Par mer d’huile, regardez au loin à partir du centre d’interprétation et d’observation de Pointe-Noire, à Baie-Sainte-Catherine. Vous pourrez peut-être observer une alternance de longues bandes sur l’eau : certaines sont lisses alors que dans les autres, l’eau clapote. Comment expliquer ces zébrures? En juillet, dans le cadre de la mission SILLEX, Daniel Bourgault, l’océanographe-chercheur de l’Institut des sciences de la mer de Rimouski, a traversé l’estuaire à bord du navire de recherche Coriolis II. L’objectif: tenter d’éclaircir ce phénomène.

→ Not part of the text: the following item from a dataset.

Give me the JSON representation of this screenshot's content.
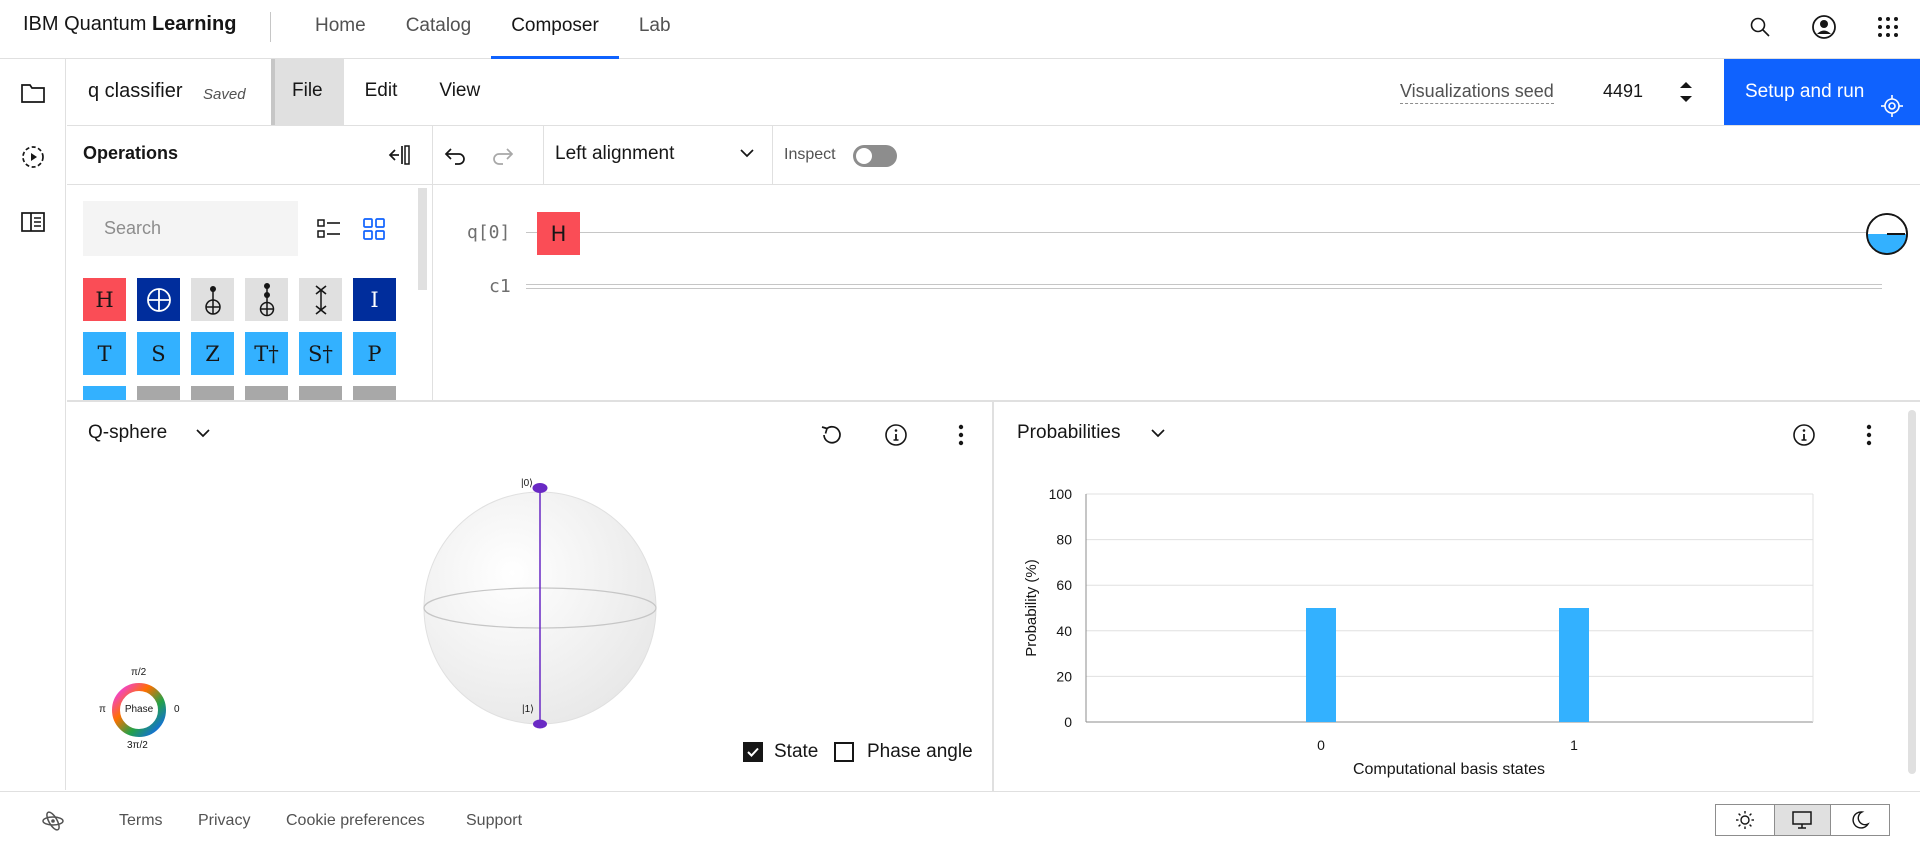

Baleines en direct (BED) : À quoi ressemble une mission océanographique comme SILLEX?

Daniel Bourgault : Nous sommes une équipe de chercheurs du Québec, de la France et des Pays-Bas et on pourrait dire que, durant la mission, nous sommes à la chasse aux vagues sous-marines. On essaie de les trouver sans les voir! Heureusement, les vagues sous-marines peuvent laisser des traces. Par temps calme, leur propagation change la rugosité à la surface. On aperçoit alors, comme à Pointe-Noire, un alignement de grandes bandes.

Dans la mission SILLEX, nous scrutons le fiord à la recherche des signatures de surface des vagues sous-marines. Une fois que nous les tenons, on plonge un poisson acoustique, un échosondeur, dans l’eau pour voir les vagues en temps réel. C’est comme faire une échographie du fiord : nous utilisons une technologie similaire à ce que fait un médecin pour montrer à une femme enceinte un aperçu de son enfant.

BED : Qu’est-ce que vous voyez dans votre échographie?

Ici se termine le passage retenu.